10
 
 Thanksgiving
 
 Joy
 
 Why was I doing this? I shouldn’t have invited him for Thanksgiving. This was crazy. We hadn’t even really talked about what happened. Against my door. One minute I’d been teasing him about stealing my car and the next I was telling him I needed him inside of me.
 
 Insanity!
 
 It was only that I hadn’t been able to stop thinking about him all day. How gentle he’d been with me on Sunday. How he’d held me while I slept, keeping my ankle elevated on his legs. How he’d needed to pee for a really long time, but hadn’t moved for fear of waking me.
 
 Then he’d kissed me and said it was a mistake. I should have been angry. I should have been furious when I found out he’d taken my car keys. But I hadn’t been any of those things.
 
 Instead, I’d been hopeful that he’d bring the car himself. That he wouldn’t be able to stay away.
 
 And he hadn’t. He’d come back that night and we’d had door sex!
 
 Then, after I’d invited him for Thanksgiving and he’d accepted, he kissed me on my forehead. ON MY FOREHEAD! And left.
 
 No mutterings of how it had been a mistake, but certainly no idea if we were ever going to do that again.
 
 Still, yesterday he’d texted me, asking for a shopping list, which I’d given him. He’d dropped off the groceries last night and it had been mostly awkward. I’d asked him inside and he’d told me he couldn’t stay.
 
 I didn’t ask why and he didn’t offer. He just gave me a half-hearted wave and I told him to be here around two today. He’d nodded, then gotten in his car and left.
 
 Now I was making apple pie and suddenly this all seemed so nerve-racking.
 
 The doorbell rang and it was too late. He was here, and maybe this was going to be the most awkward holiday meal ever.
 
 But he was here and there was a strange comfort in that. I stuck the pie in the oven and set the timer.
 
 Making my way to the door with a slight limp, crutches no longer needed, I took a deep breath and tried not to have any expectations about what this day was going to be.
 
 We were two…what the hell were we? Colleagues? Friends?
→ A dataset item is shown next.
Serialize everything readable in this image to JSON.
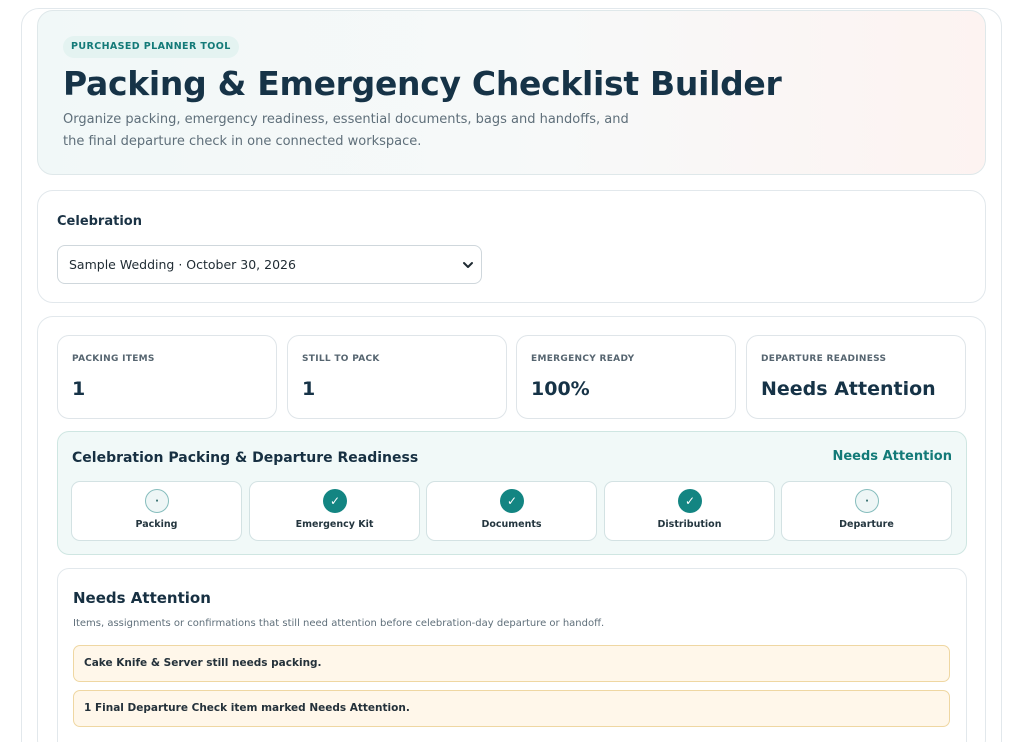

Door-sex buddies? It didn’t matter. We were two adults having Thanksgiving together. That was all it needed to be.
 
 I opened the door and he frowned. Probably not a good start.
 
 “Where are your crutches?”
 
 “I don’t need them anymore. It’s just a slight ache now.”
 
 “The doctor said—”
 
 I cut him off. “I’m fine, W.B. I promise. I wouldn’t walk on it if it really hurt.”
 
 He pushed a bottle of wine in my direction. “For dinner.”
 
 I smiled. “Thank you. Come on in.”
 
 I backed away from the door to make room for him and tried not to wonder if he was going to turn me back against said door and have his way with me again. Yes, I’d worn a skirt, but that was only because I usually wore a skirt. It wasn’t a blatant invitation to pull it up over my hips and take me hard and fast.
 
 At least, I didn’t think it was.
 
 With decidedly more self-control, unfortunately, he made his way into my house and didn’t even so much as kiss me on the cheek. I took a deep breath and fought the urge to just call the whole thing off and spare us both the tension.
 
 For the thousandth time, I asked myself why I’d set myself up for this, but the truth was that I knew the answer. I just didn’t want to admit it to myself. I had athingfor W.B. I liked him. I liked seeing him and spending time with him. And I knew he liked me. When we weren’t fighting, or trying to avoid each other, the reality was we enjoyed each other’s company. As opposite as we were, we kept finding our way to each other and I thought that had to mean something.
 
 Then, when he told me the story about his mom, I’d felt like he was reaching out. Letting me inside, beyond the walls he used to keep everyone else out. Because I knew that’s what his asshole persona was. The reason he wore ties on Friday and kept to himself in his office. It wasn’t that he was aloof or remote.